皇太子さまは同日、ロンドリーナ市での中川トミ広場開所式、州知事主催昼食会に出席され、午後二時過ぎに会場の移民センターにご到着。敷地内に建設された百周年記念モニュメントの前で桜の苗を植樹された。続いて同センターに建設予定の「夢テーマパーク」定礎式に参加された後、移民資料館をご訪問。先没者慰霊碑に献花された。
式典会場は、横五十メートル、高さ三十メートルはありそうな正面の舞台に向かって、左側に両国の自治体関係者、慶祝団や日系団体代表者が着席。右側に州内都市別に日系高齢者向けの席が設けられた。
時折り小雨がぱらつく空模様の中、続々と入場者は増え、会場はほぼ満員に。来賓に続いて午後二時半過ぎに皇太子さまが入場されると、日伯両国の国旗を振った来場者から大きな歓声が上がった。
両国国歌斉唱後、佐々木陽明浄土宗南米開教総監、ロンドリーナ市のパロキア・イマクラーダ・コンセイソン教会のリノ・シュタール牧師により、それぞれ先駆者慰霊の念仏とカトリック式の祈りが捧げられた。
最初にあいさつに立った西森式典委員長は、「新しい日伯関係の一ページ」と式典を位置付け。パラナ州発展に貢献した日本移民・子孫の勇気を称えるとともに、「百周年を土台に日伯の交流が大きな飛躍を遂げることを願う」と日ポ語で述べた。

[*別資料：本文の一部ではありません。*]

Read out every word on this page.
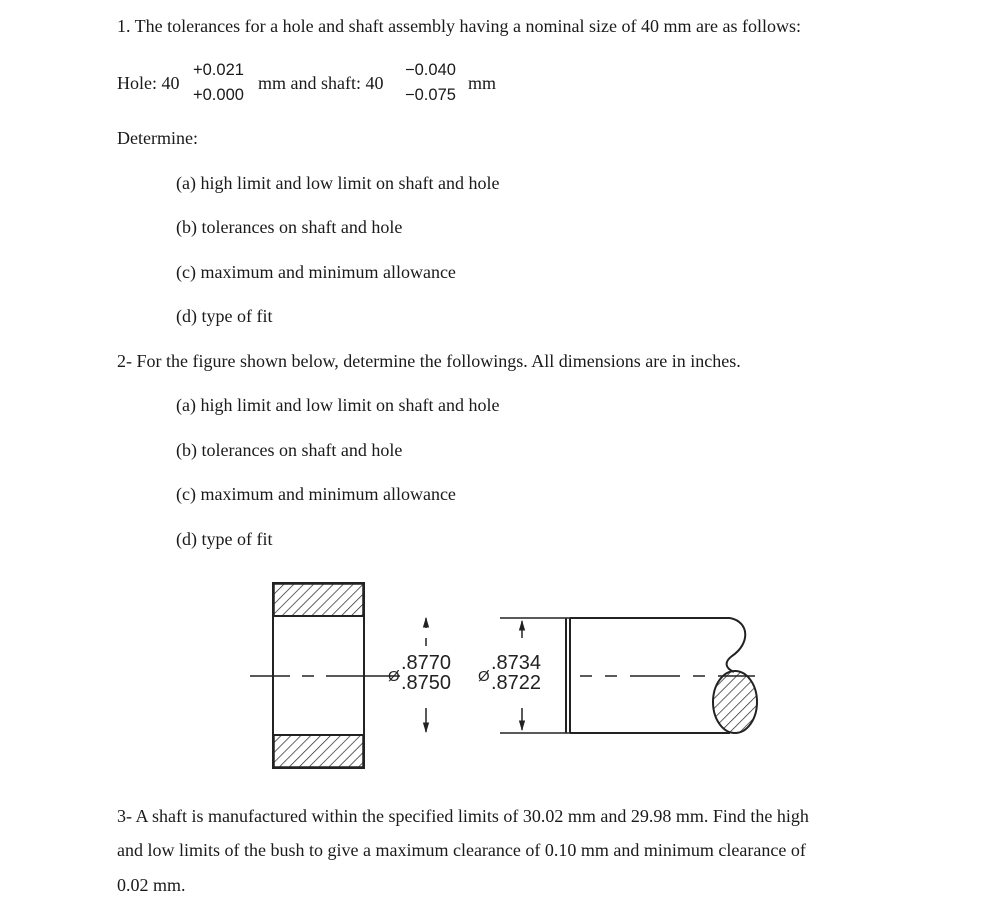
1. The tolerances for a hole and shaft assembly having a nominal size of 40 mm are as follows:
Hole: 40
+0.021
+0.000
mm and shaft: 40
−0.040
−0.075
mm
Determine:
(a) high limit and low limit on shaft and hole
(b) tolerances on shaft and hole
(c) maximum and minimum allowance
(d) type of fit
2- For the figure shown below, determine the followings. All dimensions are in inches.
(a) high limit and low limit on shaft and hole
(b) tolerances on shaft and hole
(c) maximum and minimum allowance
(d) type of fit
Ø
.8770
.8750 Ø
.8734
.8722
3- A shaft is manufactured within the specified limits of 30.02 mm and 29.98 mm. Find the high
and low limits of the bush to give a maximum clearance of 0.10 mm and minimum clearance of
0.02 mm.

レキオン知事は、同州北部への入植からはじまり国内第二の日系社会を形成してきた歴史に触れるとともに、「農業にはじまり、日本移民はパラナ州の経済、社会を変える原動力になった」と称賛。同州発展に貢献した移住者を代表して沼田信一さん(ロンドリーナ市在住、90、北海道)に知事から記念品が贈られた。
アレンカール副大統領も日本移民の教育への情熱を称え、「日伯の特別な関係はこれからも続くと確信している。これから百年後、子孫たちは両国の友好と相互の敬愛の情を再確認するでしょう」と力を込めた。
皇太子さまは、この日までのブラジリアからサンパウロ、ロンドリーナへのご訪問について「道中、移住者、日系人だけでなく、ブラジルの人々から温かい歓迎を受けた」と振り返られた。さらに「日系人の長年の地道な努力への敬意と、日本移民を受け入れたブラジル政府、国民への感謝を忘れず、両国の関係が発展することを希望します」と述べられ、この度のブラジルご訪問により「日伯の友好親善関係に貢献できれば幸せ」とあいさつされた。
皇太子さまのお言葉の後、会場では太鼓演奏や組体操などが披露され、式典は当初三時半の予定から五時ごろまで遅れたが、雨に降られることなく無事に終了した。
この日は舞台の左右だけでなく、会場横の食事コーナー近くにも大画面が設置され、来場者は真剣な表情で式典の様子を見つめていた。
会場入口には開拓先亡者追悼所としたお香のスペースほか、写真家の八木仁志さん・ペーパーアーティストの広井敏通さんらの百周年プロジェクト「逢いたくば」により、日伯両国で作られた約一万五千個の風車を取り付けた虹のアーチが設置された。
上野アントニオ祭典委員長は式典を終え、「雨が心配だったが、きれいに晴れて良かった。立派な式典でした」と安心した表情を浮かべた。
娘、孫夫婦らと会場に駆けつけたローランジア市在住の寺田トミさん(79、二世)は「二十六年前のご来伯のときよりも、より柔らかく温かい人柄を感じました」と皇太子さまの印象を話した。